Putting scenery on ply wood

I am building a small N scale industrial switcher out of two 1x6 modules. I am using plywood as the bench work. The problem is, plywood is not that good a scenery base. Should I just glue a piece of 1" foam on top of the wood? OR should I do something else?

Gluing a layer of foam on top of the plywood would be a good way to go. I have a layer of 3/4" think foam on top of the hollow door that is the base for my layout.

If you’re not planning on much in the way of contours, you could just give the plywood a coat of earth colored latex paint, then add ground cover (ground foam or other material) on top of the painted plywood.

Regards

Ed

I do HO but I have carved some mountains out of foam and glued them to the plywood. I have also used versions of ground goop to add small contours and as a base for ground foam.

One of the harder things to model is the gently rolling or irregular land of even a “flat” area. The perfect flatness of a plywood top, even if painted and sprinkled with ground foam, does not look very real.
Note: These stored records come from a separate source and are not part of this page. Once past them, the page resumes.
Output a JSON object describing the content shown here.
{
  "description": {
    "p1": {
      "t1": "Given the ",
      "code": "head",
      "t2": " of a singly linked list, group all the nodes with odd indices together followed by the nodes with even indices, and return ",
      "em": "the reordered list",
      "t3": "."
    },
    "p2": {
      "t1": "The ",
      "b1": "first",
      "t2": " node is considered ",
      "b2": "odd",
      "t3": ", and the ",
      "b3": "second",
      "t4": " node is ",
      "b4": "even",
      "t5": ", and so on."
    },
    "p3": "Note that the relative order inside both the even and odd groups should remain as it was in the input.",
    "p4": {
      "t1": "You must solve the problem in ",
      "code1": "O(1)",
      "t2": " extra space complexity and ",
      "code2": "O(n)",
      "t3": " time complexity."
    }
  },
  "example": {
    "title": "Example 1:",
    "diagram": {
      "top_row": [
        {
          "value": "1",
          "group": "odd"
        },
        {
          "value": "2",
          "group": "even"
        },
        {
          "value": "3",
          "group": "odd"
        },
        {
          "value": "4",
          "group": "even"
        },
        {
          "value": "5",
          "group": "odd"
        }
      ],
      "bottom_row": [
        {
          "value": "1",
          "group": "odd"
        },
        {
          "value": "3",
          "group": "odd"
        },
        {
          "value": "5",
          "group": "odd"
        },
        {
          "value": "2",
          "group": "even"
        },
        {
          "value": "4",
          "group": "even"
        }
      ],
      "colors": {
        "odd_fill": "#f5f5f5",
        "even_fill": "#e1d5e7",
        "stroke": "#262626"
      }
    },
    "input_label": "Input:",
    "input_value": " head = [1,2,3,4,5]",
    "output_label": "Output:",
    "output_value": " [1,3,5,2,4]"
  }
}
It is especially bad if the wood grain can be seen. But mountains and caverns carved out of foam might not be accurate for your modeled area, such as midwesterm farmland.
I am going to be experimenting with a technique I saw on a guy;s layout. As best I could figure, he took fairly thin slivers or wedges of foam – say the kind you can easily create using the Woodland Scenics hot wire foam cutter, gluing those here and there to the plywood, and then covering the entire area either with a layer of plaster soaked cloth or – perhaps using spray adhesive – with the sort of thin flexible foam sheet that home electronic items tend to get wrapped in, which would then be brushed with plaster. The main point of all this is the slight irregular appearance of little hills and dales, perhaps just a foot or two variance. If it is done right you do not notice that it does not go below “ground zero” – the plywood surface.
Dave Nelson

I use foam for even moderate changes in scenery. To model the rolling hills, like those here in Missouri, I used pieces of 2" foam with some lower 1" foam nearby. I glue both to the 2" foam base, then shape the pieces using a wire brush. To recreate the little vertical cuts that are caused by erosion, I just run the brush up and down. It’s pretty messy, though (but, you do have a shop-vac, right?). Depending on what kinds of details I’ll be adding, I’ll either cover it with a thin layer of plaster, or just paint the foam with acrylic latex. MAKE SURE YOU USE WATER-BASED PAINT, OR IT CAN ATTACK YOUR FOAM!! While the paint is dry, I sprinkle real sand and ground foam on it.
If I use plaster, I cover the seams in the foam with plaster cloth. While the plaster is still wet, I sprinkle dry plaster on it using a flour sifter. As with all projects, BUY YOUR OWN. Don’t use your wife’s good one from the kitchen.
I have found that a couple of inches of foam can be carved, scratched, whatever into realistic scenery. A small trestle going over a ‘stream’ also makes for some interesting scenery.

The main advantage to using even a single layer of foam is that it gives you the ability to cut, carave, or sand down from the 0 elevation to provide some variation from flat. The second reasom is to eliminate noise transmitted through and amplified by the plywood base. Also, don’t forget to paint both sides of the wooden frame and plywood base before you do anything else. Painting seals in and out moisture that will cause warping or twisting that will eventually reach the trackwork you have so carefully laid. I also like to paint the underside a light color to help me see wiring underneath in poor lighting. The contrast really helps.

my layout is plywood but i do it in the “cookie cutter” style…in other words, my layout has most of the track only on a plywood subroadbed that is only 2 3/4" wide attached to L girder frame benchwork by cleats and risers …for the scenery, i’ll put in contours, mountains, valleys, and the like, made from chicken wire or wooven strip cardboard overlayed with plaster cloth or strips of newspaper dipped in plaster that gets built up from the benchwork to the track …plywood as a single base for the layout is not prototype because it is so flat…even the ground in Kansas isn’t as flat as an entire sheet of plywood…chuck

How about just not using the plywood at all? Foam by itself works fine. And using two layers of thinner foam works well. You can cookie cutter the top layer to create elevated track and/or streams. Because the bottom layer is foam and not plywood you can poke wires down through it easily. No drilling required.